O ministro da Fazenda, Dario Durigan, afirmou nesta 2ª feira (4.mai.2026) que espera mais coordenação com governadores para dividir os efeitos fiscais da desoneração dos combustíveis, por conta da alta nos preços do petróleo, resultado da guerra no Oriente Médio.
“O Brasil não pode ser sócio da guerra. Não vou fazer mais fiscal por conta da guerra, mas também não vou fazer menos”, declarou durante o programa Roda Viva, da TV Cultura. O prazo para a adesão dos Estados às medidas relacionadas aos combustíveis termina na 3ª feira (5.mai.2026).
Segundo ele, qualquer desoneração dos combustíveis será compensada com receitas extras do petróleo, já que a arrecadação está acima do projetado no Orçamento aprovado pelo Congresso.
Segundo Durigan, a estratégia considera o impacto prolongado da guerra no Oriente Médio sobre os preços internacionais e a necessidade de manutenção da estabilidade no Brasil.
O ministro disse que a orientação dentro do governo é adotar medidas com duração de aproximadamente 2 meses, com reavaliação ao fim do período. A iniciativa envolve redução temporária de tributos sobre gasolina e etanol, condicionada à neutralidade fiscal.
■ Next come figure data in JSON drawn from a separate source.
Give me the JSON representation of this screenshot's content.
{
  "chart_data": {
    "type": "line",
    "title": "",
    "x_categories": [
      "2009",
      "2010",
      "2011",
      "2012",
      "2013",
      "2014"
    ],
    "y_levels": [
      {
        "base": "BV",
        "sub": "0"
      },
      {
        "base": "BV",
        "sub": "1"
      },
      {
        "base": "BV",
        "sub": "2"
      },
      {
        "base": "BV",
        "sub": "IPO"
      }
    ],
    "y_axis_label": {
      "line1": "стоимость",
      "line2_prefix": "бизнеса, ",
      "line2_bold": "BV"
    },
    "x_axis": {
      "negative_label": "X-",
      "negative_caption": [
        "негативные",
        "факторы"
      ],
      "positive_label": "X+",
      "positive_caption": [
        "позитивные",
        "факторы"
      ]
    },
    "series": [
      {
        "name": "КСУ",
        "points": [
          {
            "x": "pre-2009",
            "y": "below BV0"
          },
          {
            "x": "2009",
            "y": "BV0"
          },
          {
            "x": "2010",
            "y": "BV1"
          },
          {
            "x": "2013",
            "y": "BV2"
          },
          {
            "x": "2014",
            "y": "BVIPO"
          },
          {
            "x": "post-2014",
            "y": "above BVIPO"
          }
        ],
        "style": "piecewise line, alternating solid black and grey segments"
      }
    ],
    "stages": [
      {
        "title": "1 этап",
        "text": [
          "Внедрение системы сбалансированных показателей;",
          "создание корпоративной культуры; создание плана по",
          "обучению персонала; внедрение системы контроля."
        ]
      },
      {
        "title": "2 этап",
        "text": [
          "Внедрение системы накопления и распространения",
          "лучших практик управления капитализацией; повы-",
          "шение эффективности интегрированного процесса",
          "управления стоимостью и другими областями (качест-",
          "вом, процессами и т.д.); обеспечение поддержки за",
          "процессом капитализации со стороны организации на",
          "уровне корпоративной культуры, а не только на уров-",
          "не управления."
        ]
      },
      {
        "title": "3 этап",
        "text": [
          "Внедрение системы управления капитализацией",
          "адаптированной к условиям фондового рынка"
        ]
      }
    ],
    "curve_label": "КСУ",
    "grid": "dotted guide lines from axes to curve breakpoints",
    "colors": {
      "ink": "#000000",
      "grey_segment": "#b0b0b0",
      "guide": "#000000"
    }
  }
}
Também declarou que a guerra tende a ter efeitos econômicos mais longos que os previstos inicialmente. Ele disse que conversou com autoridades internacionais e que não há clareza sobre a duração do conflito. Apesar disso, afirmou que o Brasil está entre os países menos afetados até o momento, com preços relativamente controlados.
Segundo Durigan, a política de preços da Petrobras contribui para reduzir a volatilidade, ao evitar repasses imediatos das oscilações externas para os consumidores.
Banco Central
Durigan também comentou sobre possíveis nomes para o Banco Central, mas afirmou que não tratou do tema com o presidente Luiz Inácio Lula da Silva (PT). Ele citou o economista Guilherme Mello como um dos quadros qualificados do governo, embora tenha destacado que o debate está “interditado” no momento.
Segundo o ministro, Mello assumiu outras funções relevantes, como a secretaria-executiva do Ministério do Planejamento. Durigan declarou que o economista é “uma figura dos melhores quadros” em Brasília, mas indicou que não há definição sobre indicações futuras para a autoridade monetária.